Kaybettiğim birçok oyunu bu nedenle, rakip bir biçimde dikkatimi dağıtmayı becerdiğinden, kaybetmişimdir. Rakibin dikkatini dağıtma konulu kuralın işletilmesini, neredeyse hiçbir kere talep etmemiş olmam benim hatam olsa gerektir. Herkesi kendim gibi dürüst saymışım. Sad
IECC 2246, MAPEJK 2300, DESC 2213
Best regards, iyi günler, mfSG, HT
Cevapla
#19
İlgili konuda hakeme ŞİKAYET ET ! önerisini bu sefer gerçekleştirdim.(30 Ağustos Zafer bayramı Elo Turnuvası Ankara) Hakem rakibimi masadan kaldırarak uyardı. Sonra maç devam ederken sigara içilen yere geçtim aynı hakem de oradaydı başka kişiler de, bana senin yaşın kaç dedi 45 dedim peki rakibinin yaşı kaç dedi tahmin ettim ve bana eee bir kendine bak bir ona.Tüm mimikleriyle bana YAŞINDAN BAŞINDAN UTAN dedi. Tabi şimdi Ateş Bey hakemi de şikayet et diyecek ama benim derdim başka kişisel değil. Artık yine uzun süre satrancı bıraktım. Kasten dikkat dağıtmak puan hırsızlığı değil ama kesinlikle gasptır ve gaspın cezası daha büyüktür.
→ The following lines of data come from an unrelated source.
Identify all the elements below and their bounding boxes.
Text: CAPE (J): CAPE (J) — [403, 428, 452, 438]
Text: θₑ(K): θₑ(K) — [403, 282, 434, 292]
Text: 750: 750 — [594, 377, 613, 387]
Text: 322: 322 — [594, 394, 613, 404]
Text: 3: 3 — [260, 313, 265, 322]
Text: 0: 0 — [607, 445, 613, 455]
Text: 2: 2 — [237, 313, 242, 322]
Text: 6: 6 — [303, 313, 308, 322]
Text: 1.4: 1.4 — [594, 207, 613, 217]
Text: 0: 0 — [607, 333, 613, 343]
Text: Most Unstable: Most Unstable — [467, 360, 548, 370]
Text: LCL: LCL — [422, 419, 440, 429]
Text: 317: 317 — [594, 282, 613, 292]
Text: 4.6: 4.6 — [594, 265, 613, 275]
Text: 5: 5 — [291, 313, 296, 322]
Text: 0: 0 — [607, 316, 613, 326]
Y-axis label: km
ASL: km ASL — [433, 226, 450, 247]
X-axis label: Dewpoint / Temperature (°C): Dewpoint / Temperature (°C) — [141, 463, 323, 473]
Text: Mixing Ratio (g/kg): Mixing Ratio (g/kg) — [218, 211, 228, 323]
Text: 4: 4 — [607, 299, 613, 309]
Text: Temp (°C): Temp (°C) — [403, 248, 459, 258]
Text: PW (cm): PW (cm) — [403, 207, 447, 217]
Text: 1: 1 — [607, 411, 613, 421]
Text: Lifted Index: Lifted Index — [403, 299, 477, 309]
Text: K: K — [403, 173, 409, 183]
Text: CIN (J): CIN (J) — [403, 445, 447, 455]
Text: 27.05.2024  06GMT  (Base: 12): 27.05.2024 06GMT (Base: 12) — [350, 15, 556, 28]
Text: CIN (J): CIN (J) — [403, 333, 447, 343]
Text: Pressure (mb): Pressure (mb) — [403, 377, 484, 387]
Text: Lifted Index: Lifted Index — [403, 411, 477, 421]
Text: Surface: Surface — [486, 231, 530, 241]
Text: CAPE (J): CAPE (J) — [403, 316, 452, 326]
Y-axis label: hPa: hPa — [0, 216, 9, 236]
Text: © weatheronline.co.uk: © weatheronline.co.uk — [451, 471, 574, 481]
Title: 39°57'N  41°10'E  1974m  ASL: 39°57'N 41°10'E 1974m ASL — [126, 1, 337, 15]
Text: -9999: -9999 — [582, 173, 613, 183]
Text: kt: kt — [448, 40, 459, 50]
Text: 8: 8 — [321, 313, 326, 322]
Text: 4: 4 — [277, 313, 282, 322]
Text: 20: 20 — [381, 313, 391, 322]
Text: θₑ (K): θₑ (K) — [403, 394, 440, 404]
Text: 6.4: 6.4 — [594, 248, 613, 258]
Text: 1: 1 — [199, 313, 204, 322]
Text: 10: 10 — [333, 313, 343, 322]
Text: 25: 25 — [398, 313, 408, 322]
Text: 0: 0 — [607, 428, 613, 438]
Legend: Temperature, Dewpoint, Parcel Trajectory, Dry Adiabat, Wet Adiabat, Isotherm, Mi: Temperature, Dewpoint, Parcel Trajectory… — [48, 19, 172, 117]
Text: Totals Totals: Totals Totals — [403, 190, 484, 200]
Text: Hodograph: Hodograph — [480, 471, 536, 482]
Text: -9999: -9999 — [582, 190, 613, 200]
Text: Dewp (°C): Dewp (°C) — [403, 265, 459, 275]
Bu ülkede bu durumu düzeltecek önlemler asla alınamayacaktır.
Veli TURAN
Ara
Cevapla
#20
Yeterince tecrübeli bir oyuncu çocuğun yetersiz satranç eğitimi ve/veya heyecan-stresten dolayı bunu yapıp yapmadığını anlar.

Ben de çocukken rakibin sırasında taşları düzeltirdim ama kimse bana rakibin hamle sırasında taşlarını düzeltemezsin demedi. Rakibimi rahatsız etmek de aklımın en uzak noktasından dahi geçmezdi. Muhtemelen rahatsız olanlar vardı çünkü epey taş düzeltirdimSmile Sonra öğrendim ki kural dışı en azından manyel olarak algılanabilir.

Berabere teklifleriyle ilgili de sorun var. Benim bildiğim hamle yapılır, berabere teklif edilir ve saate basılır. Çocukların üç kere üst üste berabere teklif ettiğini, hatta bunu "teklifim hala geçerli" diyerek yaptığını gördüm. Sonuncusunda "Duyuyorum, eğer amacın dikkatimi dağıtmak değilse bir daha yapma lütfen" demek zorunda kaldım. Bir daha etmedi, sanıyorum kuralı bilmiyorduSmile Bir başkası yine ben düşünürken (hamlesini yaptıktan 5-6 dakika sonra beraberlik teklif etti). Demek ki çocuklara bunlar söylenmiyor.

Ankara'daki hakemlerin bu tür konularda "aman kuralı bilmiyor niyeti iyi" yaklaşımı var, kimi durumlarda haklı olabilir, ama kimi durumlarda da hakemlerin ciddiyetsizliğinden kaynaklanıyor. İki tür örnek de başıma geldi.

Tabii ki MojoJojo'nun bahsettiği turnuva kalitesi kritik bu konuda.